ダーラナホースは父の愛

2006年7月3日 11時52分 | カテゴリー: 活動報告

スウェーデンのダーラナ地方を代表する民芸品の木彫りの馬はダーラナホースと呼ばれ、お土産やインテリア用品にそのデザインが人気です。昔、北欧の森の国では伐採の仕事で長い冬を過ごす父親たちが子どもを思って彫ったのが始まりだそうです。赤や青や白をベースに花やリボンが描かれています。森の仕事から帰るお父さんのお土産だったのでしょう。手にした子どもたちの歓声が聞こえるような可愛い美しさです。
 ストックホルムの市庁舎で本物の子馬くらいの大きさのダーラナホースを見つけました。古城の趣きがある玄関ホールの一角で、ほのぼのした感じのカラフルな木彫りの馬が出迎えてくれます。お父さんの愛がいっぱいつまった優しい形に思わず笑みがこぼれます。
 ストックホルムではベビーカーを押している男性にたくさん出会いました。保育園や学校の送迎も父親の役目のようでした。父親の育児が進んでいるので女性の社会進出も進み、出生率も上がっています。日本では、1.25ショックといわれ、さらに出生率が下がり続けています。

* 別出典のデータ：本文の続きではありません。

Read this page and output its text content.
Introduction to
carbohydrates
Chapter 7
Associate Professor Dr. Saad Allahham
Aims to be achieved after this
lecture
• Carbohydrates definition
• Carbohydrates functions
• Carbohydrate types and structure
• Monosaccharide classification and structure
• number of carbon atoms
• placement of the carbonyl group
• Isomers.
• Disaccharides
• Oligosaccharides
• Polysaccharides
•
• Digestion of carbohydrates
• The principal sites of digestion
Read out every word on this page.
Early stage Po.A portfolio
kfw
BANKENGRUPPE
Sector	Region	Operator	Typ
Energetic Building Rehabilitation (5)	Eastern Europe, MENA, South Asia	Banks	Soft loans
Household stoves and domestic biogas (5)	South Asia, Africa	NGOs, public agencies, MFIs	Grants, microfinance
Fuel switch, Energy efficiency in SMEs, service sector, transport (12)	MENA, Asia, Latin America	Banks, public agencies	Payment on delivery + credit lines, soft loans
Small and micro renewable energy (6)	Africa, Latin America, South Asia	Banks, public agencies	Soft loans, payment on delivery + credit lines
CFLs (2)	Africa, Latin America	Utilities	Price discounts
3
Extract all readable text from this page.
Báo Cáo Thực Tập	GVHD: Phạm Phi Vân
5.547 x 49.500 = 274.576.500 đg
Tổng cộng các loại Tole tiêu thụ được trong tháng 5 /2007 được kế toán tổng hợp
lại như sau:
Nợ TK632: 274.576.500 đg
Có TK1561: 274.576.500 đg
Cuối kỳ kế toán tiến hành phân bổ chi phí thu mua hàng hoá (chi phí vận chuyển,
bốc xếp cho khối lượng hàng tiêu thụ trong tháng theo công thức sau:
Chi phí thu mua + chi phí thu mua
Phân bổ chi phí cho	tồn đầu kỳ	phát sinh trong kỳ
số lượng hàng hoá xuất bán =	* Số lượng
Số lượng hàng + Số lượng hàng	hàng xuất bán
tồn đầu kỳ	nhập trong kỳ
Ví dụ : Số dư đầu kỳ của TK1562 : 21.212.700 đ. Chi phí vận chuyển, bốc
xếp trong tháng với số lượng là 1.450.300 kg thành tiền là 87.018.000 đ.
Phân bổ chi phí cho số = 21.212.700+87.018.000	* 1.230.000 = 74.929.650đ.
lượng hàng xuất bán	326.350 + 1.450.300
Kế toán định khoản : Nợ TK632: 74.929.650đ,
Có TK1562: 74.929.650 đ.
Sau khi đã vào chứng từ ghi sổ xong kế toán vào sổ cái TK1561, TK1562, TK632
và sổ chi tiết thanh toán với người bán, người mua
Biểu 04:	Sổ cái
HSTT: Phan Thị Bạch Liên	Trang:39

出産一時金などでお茶をにごすような施策では、女性は子どもを産めません。北欧諸国のように、育児は公的資金でまかなわれ、父親もいっしょに育児を担うのでなければ、産みたくても産めません。
 最近、親殺し、子殺しにいたってしまうような虐待が問題になっています。親子の情愛が育つには、人生のどこかで、特に幼児期に暖かい愛につつまれた経験が不可欠です。無条件に子どもを愛せますか?育てる苦労が愛を育みます。深い森の奥で子どもを思って馬を彫る父親の愛が、時を超え、伝わるからこそ今日でもダーラナホースに人気があるのだと思います。現代の父親はどうやって子どもへの愛を表現しているでしょうか?それぞれのダーラナホースを彫っているでしょうか? 6月18日は父の日とか。